Je me souviens quand j'étais ado, je passais mon
Je me souviens quand j'étais ado, je passais mon temps à dormir. Surtout le week-end, je me levais le matin puis je me recouchais. Parfois je rentrais après les cours à 17h30 et je me couchais.
Hypothèses :
- Je suis redevenue ado
- Je suis de nouveau déprimée
- Je suis très fatiguée
- Je suis un animal qui hiberne
Beaucoup de choses me dépriment. Quand certains trucs en me forçant, j'arrive à les trouver acceptables, les engrenages dans mon cerveau tournent tournent et finissent par retourner sur le "NON !"
Non. J'aime bien le "non". Je le dis parfois de manière un peu abrupte. Quelquefois ça choque et offusque les autres.
Lundi j'ai repris les cours. J'étais plutôt joyeuse parce que les gamins, faut les motiver et puis, j'ai envie de leur donner le meilleur de moi.
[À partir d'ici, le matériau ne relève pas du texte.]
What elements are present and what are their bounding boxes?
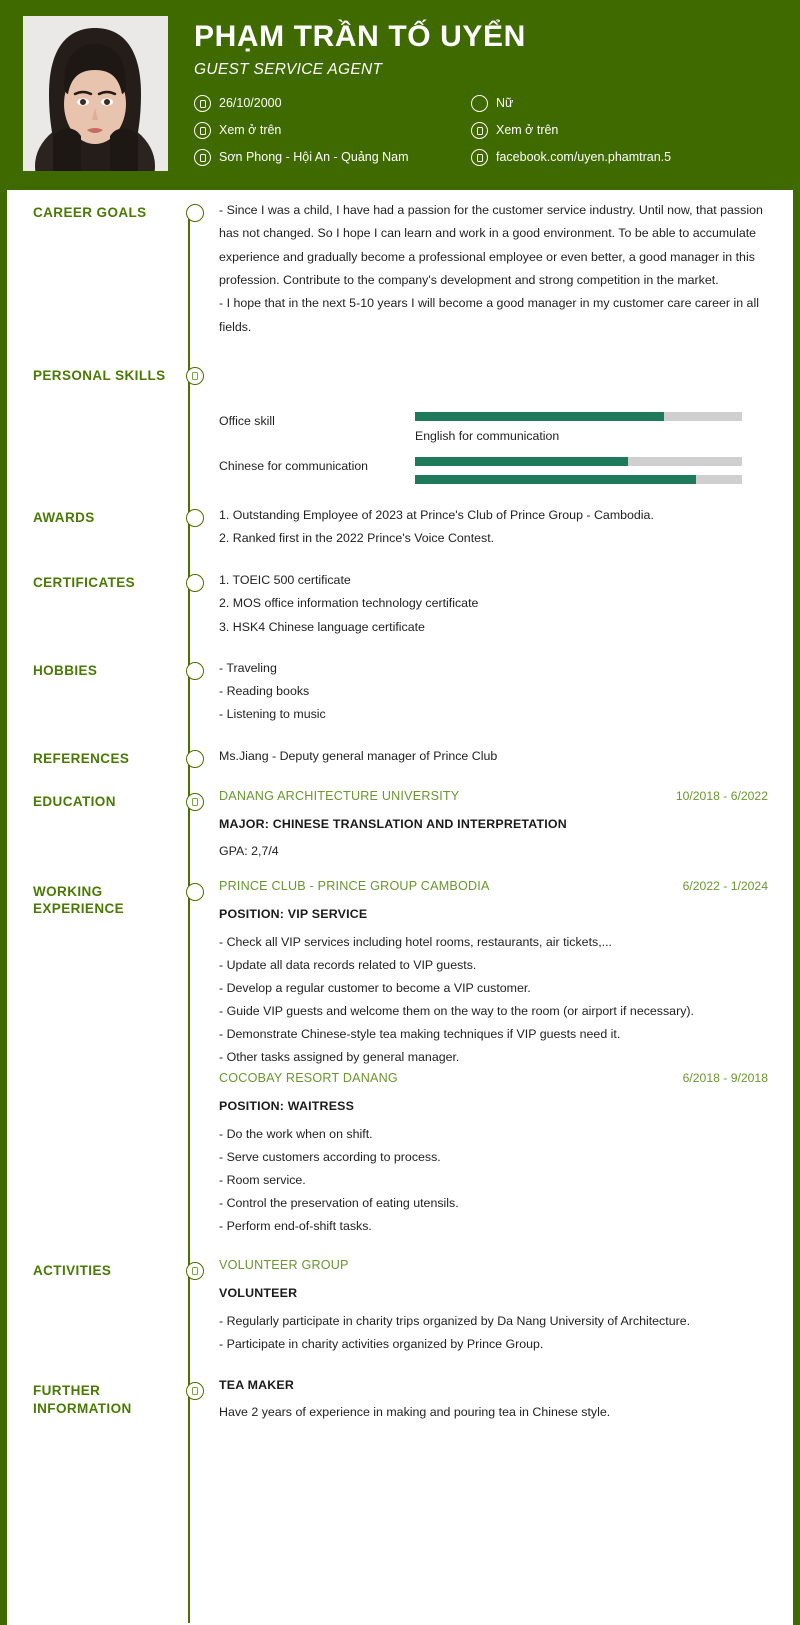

"Madame, vous savez si on va reprendre le "distanciel" ?
- ???!!! Euh, non je sais pas. Mais c'est nul le distanciel.
- Oui d'accord madame mais là, avec la propagation des cas... ils sont de plus en plus nombreux !
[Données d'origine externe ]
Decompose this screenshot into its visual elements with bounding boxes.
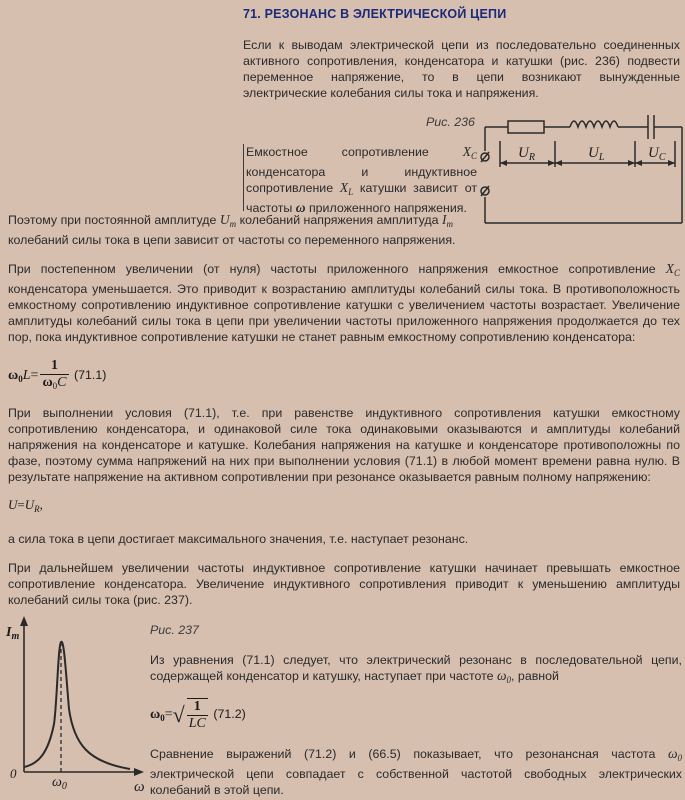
- resonance-condition-paragraph: При выполнении условия (71.1), т.е. при равенстве индуктивного сопротивления катушки емкостному сопротивлению конденсатора, и одинаковой силе тока одинаковыми оказываются и амплитуды колебаний напряжения на конденсаторе и катушке. Колебания напряжения на катушке и конденсаторе противоположны по фазе, поэтому сумма напряжений на них при выполнении условия (71.1) в любой момент времени равна нулю. В результате напряжение на активном сопротивлении при резонансе оказывается равным полному напряжению:: [8, 406, 680, 484]
- section-title: 71. РЕЗОНАНС В ЭЛЕКТРИЧЕСКОЙ ЦЕПИ: [243, 7, 507, 21]
- x-axis-label: ω: [134, 779, 145, 795]
- max-current-paragraph: а сила тока в цепи достигает максимального значения, т.е. наступает резонанс.: [8, 532, 469, 546]
- formula-71-1: $\omega_0L=$ $\frac{1}{\omega_0C}$ (71.1): [8, 358, 107, 391]
- origin-label: 0: [10, 766, 17, 781]
- omega0-tick-label: $\omega_0$: [52, 775, 67, 792]
- formula-71-2: $\omega_0=√$ $\frac{1}{LC}$ (71.2): [150, 699, 246, 731]
- uc-label: $U_C$: [648, 145, 666, 163]
- figure-237-resonance-curve: [0, 614, 150, 800]
- dependence-paragraph: Емкостное сопротивление $X_C$ конденсатора и индуктивное сопротивление $X_L$ катушки зависит от частоты ω приложенного напряжения.: [243, 144, 477, 211]
- ur-label: $U_R$: [518, 145, 535, 163]
- ul-label: $U_L$: [588, 145, 605, 163]
- constant-amplitude-paragraph: Поэтому при постоянной амплитуде $U_m$ колебаний напряжения амплитуда $I_m$ колебаний силы тока в цепи зависит от частоты со переменного напряжения.: [8, 212, 456, 247]
- figure-236-circuit: [470, 111, 685, 229]
- resonance-frequency-paragraph: Из уравнения (71.1) следует, что электрический резонанс в последовательной цепи, содержащей конденсатор и катушку, наступает при частоте $\omega_0$, равной: [150, 653, 682, 685]
- comparison-paragraph: Сравнение выражений (71.2) и (66.5) показывает, что резонансная частота $\omega_0$ электрической цепи совпадает с собственной частотой свободных электрических колебаний в этой цепи.: [150, 746, 682, 797]
- frequency-increase-paragraph: При постепенном увеличении (от нуля) частоты приложенного напряжения емкостное сопротивление $X_C$ конденсатора уменьшается. Это приводит к возрастанию амплитуды колебаний силы тока. В противоположность емкостному сопротивлению индуктивное сопротивление катушки с увеличением частоты возрастает. Увеличение амплитуды колебаний силы тока в цепи при увеличении частоты приложенного напряжения продолжается до тех пор, пока индуктивное сопротивление катушки не станет равным емкостному сопротивлению конденсатора:: [8, 261, 680, 344]
- figure-236-label: Рис. 236: [426, 115, 475, 129]
- formula-u-equals-ur: $U=U_R$,: [8, 497, 43, 514]
- further-increase-paragraph: При дальнейшем увеличении частоты индуктивное сопротивление катушки начинает превышать емкостное сопротивление конденсатора. Увеличение индуктивного сопротивления приводит к уменьшению амплитуды колебаний силы тока (рис. 237).: [8, 561, 680, 607]
- intro-paragraph: Если к выводам электрической цепи из последовательно соединенных активного сопротивления, конденсатора и катушки (рис. 236) подвести переменное напряжение, то в цепи возникают вынужденные электрические колебания силы тока и напряжения.: [243, 38, 680, 100]
- figure-237-label: Рис. 237: [150, 623, 199, 637]
- y-axis-label: $I_m$: [6, 625, 20, 642]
- Ah bon ? Vous les avez comptés ? (je dis souvent des idioties, je sais pas pourquoi. Peut-etre pour voir comment va réagir mon interlocuteur. Ou alors parce que je sais pas quoi répondre. Bref.)
- Mais non madame, c'est dans les news, il faut s'informer madame. Sérieusement, j'ai peur pour ma santé.
- Vous êtes jeune.
- Oui, mais j'ai trop peur. Avant j'étais antivax. Maintenant je suis provax. A fond."
Je souris parce que je me demande pourquoi ce revirement complet. Et aussi, comment peut-on penser le monde de manière aussi binaire ?
Je souris mais je me sens dépitée. Parce qu'il y a un truc qui me fait plus peur qu'un virus, c'est une jeunesse qui a peur et qui préfère vivre enfermée.
Je leur présente mes voeux et leur souhaite un nouveau vent de liberté en 2022. Ils ouinouintent.
"Mais madame, c'est pas parti pour s'améliorer, ça va etre de plus en plus strict, ouin ouin."
J'ai l'air de rigoler d'eux, mais en fait non. Je comprends leurs peurs. Mais l y a un truc qui me fait plus peur qu'un virus, c'est une jeunesse qui a peur et qui a perdu l'arrogance de la jeunesse. Quand on est jeune, on est immortel, non ?
Bon, mon autre classe est un peu différente. Je verrai comment ils sont vendredi.
Bref, en ce moment, le lieu qui me semble le plus accueillant, c'est mon lit. J'ai de doux draps en flanelle. J'en ai en coton aussi, mais je préfère ceux en flanelle. Il y fait chaud, je peux oublier le monde et ses peurs, et ses douleurs. C'est pas que je préfère vivre enfermée. C'est que je suis de nouveau déprimée.
Ah oui, dans un lit, on peut baiser aussi. Mais en réalité, on peut baiser partout. Pas de bol, dernièrement j'ai eu droit qu'à des mecs qui ne voulaient baiser qu'au lit. Aucune fantaisie. Déprimant.